= Grant J. Hagiya =

Grant J. Hagiya is a bishop in the United Methodist Church, having been elected to that position in 2008.

==Family==
Bishop Hagiya was born 3 January 1952 in Chicago, Illinois and is a third-generation Japanese American (Sansei). He is married to Janet, a high school librarian, and has 3 children, Alexis (Education Coordinator at the University of Southern California), Jamie (A professional basketball player), and Trent (Finishing his undergraduate degree).

He loves all sports and holds a Sandan (3rd Degree Black Belt) in Kenpo Karate, having studied since he was in Jr. High School.

==Education==
Bishop Hagiya received his B.A. in Psychology from San Jose State University in 1974. He received a Master of Arts in Religion from the Claremont School of Theology in 1976, and a Master of Religion and Doctor of Ministry degrees from Claremont in 1977. He attended the Graduate Theological Union from 1978, and finished his coursework for the Ph.D. in theological ethics, but had to take a leave of absence before the dissertation in order to fulfill his role as the Chairperson of the National Japanese American Caucus. He received his Ed.D. degree in Organizational Leadership from Pepperdine University. His dissertation was on the traits, qualities and characteristics of highly effective UMC clergy. His field of interest is in leadership studies, organizational development through systems theory, and change management.

==Ordained ministry==
Bishop Hagiya was ordained a United Methodist Deacon in 1976 and an Elder (Methodism) in 1980. He was appointed to three churches in his ministry career: Berkeley UMC in the California-Nevada Annual Conference, North Gardena UMC in the California-Pacific Annual Conference, and Centenary UMC also in the California-Pacific Annual Conference (see Annual Conferences of the United Methodist Church).

He served the Claremont School of Theology as assistant professor of Urban Ministries and Religion and Society, and field education director, and continued to serve as an adjunct professor throughout his career in the Cal-Pac Annual Conference.
He served as the district superintendent of the Los Angeles District and dean of the Cabinet prior to being elected to the episcopacy. He was slated to create the Center of Leadership Excellence between the California-Pacific Annual Conference and the Claremont School of Theology right before his election as a bishop.

He was a delegate from the California-Pacific Annual Conference to General Conference (United Methodist Church) and Jurisdictional Conference three times, and served as head of the delegation one time.

He has served as chairperson of the Board of Ordained Ministry and numerous other church and community organizations.

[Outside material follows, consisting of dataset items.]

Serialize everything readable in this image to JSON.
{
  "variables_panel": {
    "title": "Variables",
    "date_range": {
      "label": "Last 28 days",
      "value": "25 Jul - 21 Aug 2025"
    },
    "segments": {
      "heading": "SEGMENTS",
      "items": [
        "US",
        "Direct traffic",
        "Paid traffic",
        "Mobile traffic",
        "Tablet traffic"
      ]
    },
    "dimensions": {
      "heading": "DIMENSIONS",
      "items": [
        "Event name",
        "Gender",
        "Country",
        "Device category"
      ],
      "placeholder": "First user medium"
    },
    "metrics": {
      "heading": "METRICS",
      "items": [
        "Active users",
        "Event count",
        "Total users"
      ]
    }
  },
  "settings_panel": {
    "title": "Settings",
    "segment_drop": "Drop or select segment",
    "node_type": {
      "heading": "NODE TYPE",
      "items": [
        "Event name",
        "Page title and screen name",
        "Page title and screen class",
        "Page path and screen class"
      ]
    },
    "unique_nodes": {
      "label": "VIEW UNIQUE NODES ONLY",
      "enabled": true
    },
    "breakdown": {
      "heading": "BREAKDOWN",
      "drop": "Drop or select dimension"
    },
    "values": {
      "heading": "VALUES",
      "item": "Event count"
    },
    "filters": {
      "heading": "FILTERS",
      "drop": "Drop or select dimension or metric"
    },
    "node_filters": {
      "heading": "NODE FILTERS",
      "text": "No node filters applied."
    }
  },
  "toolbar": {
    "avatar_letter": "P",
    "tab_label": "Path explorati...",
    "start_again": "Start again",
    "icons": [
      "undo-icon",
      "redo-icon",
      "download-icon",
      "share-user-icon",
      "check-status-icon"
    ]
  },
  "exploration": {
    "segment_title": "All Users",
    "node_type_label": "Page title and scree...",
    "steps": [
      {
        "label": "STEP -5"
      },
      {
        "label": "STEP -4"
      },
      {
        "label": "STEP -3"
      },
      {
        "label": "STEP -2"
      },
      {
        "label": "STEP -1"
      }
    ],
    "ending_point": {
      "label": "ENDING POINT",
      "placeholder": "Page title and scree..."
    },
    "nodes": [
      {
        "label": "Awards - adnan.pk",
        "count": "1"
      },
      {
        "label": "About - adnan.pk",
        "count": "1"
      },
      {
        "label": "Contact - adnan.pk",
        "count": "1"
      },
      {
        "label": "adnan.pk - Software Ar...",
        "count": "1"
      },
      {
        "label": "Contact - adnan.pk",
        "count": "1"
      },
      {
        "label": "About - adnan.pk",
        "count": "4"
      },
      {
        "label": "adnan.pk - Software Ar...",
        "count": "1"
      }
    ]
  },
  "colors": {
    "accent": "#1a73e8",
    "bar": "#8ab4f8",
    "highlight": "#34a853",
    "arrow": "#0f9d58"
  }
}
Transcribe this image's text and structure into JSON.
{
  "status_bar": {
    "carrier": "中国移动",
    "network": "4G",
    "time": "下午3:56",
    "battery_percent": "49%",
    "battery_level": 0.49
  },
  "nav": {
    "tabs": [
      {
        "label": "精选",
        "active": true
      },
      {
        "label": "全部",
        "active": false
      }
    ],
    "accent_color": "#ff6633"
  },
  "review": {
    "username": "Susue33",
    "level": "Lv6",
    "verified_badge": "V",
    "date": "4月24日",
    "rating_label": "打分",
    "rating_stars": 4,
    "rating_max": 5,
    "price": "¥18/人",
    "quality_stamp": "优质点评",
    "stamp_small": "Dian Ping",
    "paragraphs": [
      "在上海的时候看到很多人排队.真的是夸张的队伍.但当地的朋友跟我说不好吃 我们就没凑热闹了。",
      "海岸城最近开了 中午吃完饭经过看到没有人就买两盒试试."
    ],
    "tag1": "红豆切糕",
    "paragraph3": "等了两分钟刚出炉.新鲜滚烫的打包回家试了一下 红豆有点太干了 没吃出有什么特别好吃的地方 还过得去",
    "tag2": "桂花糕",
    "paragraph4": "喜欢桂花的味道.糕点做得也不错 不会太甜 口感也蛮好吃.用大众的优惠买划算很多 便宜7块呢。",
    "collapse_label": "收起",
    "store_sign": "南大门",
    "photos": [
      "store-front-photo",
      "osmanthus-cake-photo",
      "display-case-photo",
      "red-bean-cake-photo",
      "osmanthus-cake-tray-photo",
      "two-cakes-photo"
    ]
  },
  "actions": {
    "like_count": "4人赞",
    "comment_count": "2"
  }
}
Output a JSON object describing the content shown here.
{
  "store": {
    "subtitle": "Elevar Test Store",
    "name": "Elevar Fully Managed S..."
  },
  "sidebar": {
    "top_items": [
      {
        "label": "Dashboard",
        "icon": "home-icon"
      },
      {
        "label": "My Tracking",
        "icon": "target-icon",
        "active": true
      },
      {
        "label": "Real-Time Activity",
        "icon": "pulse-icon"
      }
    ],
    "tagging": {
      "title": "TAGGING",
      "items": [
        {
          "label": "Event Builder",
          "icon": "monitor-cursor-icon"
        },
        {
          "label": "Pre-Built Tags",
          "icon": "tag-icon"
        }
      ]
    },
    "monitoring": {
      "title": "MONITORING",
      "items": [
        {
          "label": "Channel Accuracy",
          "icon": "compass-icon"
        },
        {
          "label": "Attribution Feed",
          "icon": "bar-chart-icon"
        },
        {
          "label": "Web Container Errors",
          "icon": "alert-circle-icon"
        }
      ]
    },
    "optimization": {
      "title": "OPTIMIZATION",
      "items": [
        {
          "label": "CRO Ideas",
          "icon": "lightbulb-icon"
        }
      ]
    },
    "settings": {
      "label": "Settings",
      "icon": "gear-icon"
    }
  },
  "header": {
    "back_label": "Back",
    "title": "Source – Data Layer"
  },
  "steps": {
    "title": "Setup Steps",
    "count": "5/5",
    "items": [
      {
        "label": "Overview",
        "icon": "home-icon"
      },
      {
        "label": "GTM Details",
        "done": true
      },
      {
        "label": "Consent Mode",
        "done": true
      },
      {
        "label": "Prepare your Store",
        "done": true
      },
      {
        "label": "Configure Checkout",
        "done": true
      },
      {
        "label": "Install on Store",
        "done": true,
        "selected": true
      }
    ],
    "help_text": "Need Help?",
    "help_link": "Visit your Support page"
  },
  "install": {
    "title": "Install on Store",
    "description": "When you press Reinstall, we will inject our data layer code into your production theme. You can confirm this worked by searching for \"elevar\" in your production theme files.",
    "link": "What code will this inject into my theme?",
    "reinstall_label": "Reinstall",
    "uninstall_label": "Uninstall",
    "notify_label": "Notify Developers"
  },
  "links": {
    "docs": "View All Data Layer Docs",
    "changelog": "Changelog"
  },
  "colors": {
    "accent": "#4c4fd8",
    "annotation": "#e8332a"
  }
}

He has served as a board member of the General Board of Higher Education and Ministry, the General Commission on Religion and Race, and the General Board of Global Ministries.

==Episcopal ministry==
In 2016, Grant J. Hagiya became Resident Bishop of the California-Pacific Conference of the United Methodist Church, after having served as the Resident Bishop of the Greater Northwest Episcopal Area of the United Methodist Church, presiding over its Alaska, Pacific Northwest, and Oregon-Idaho Annual Conferences. Previously (2008–12) he served the Seattle Area, which included the Pacific Northwest and Alaska Conferences. That area was merged with the Portland area (Oregon-Idaho Conference) in 2012.

Hagiya also serves as the chairperson of one of the 4 Focus Areas of the denomination: "Developing Principled Christian Leaders."

In 2013, Hagiya's first book on church leadership titled Spiritual Kaizen: How to Become a Better Church Leader was published by Abingdon Press.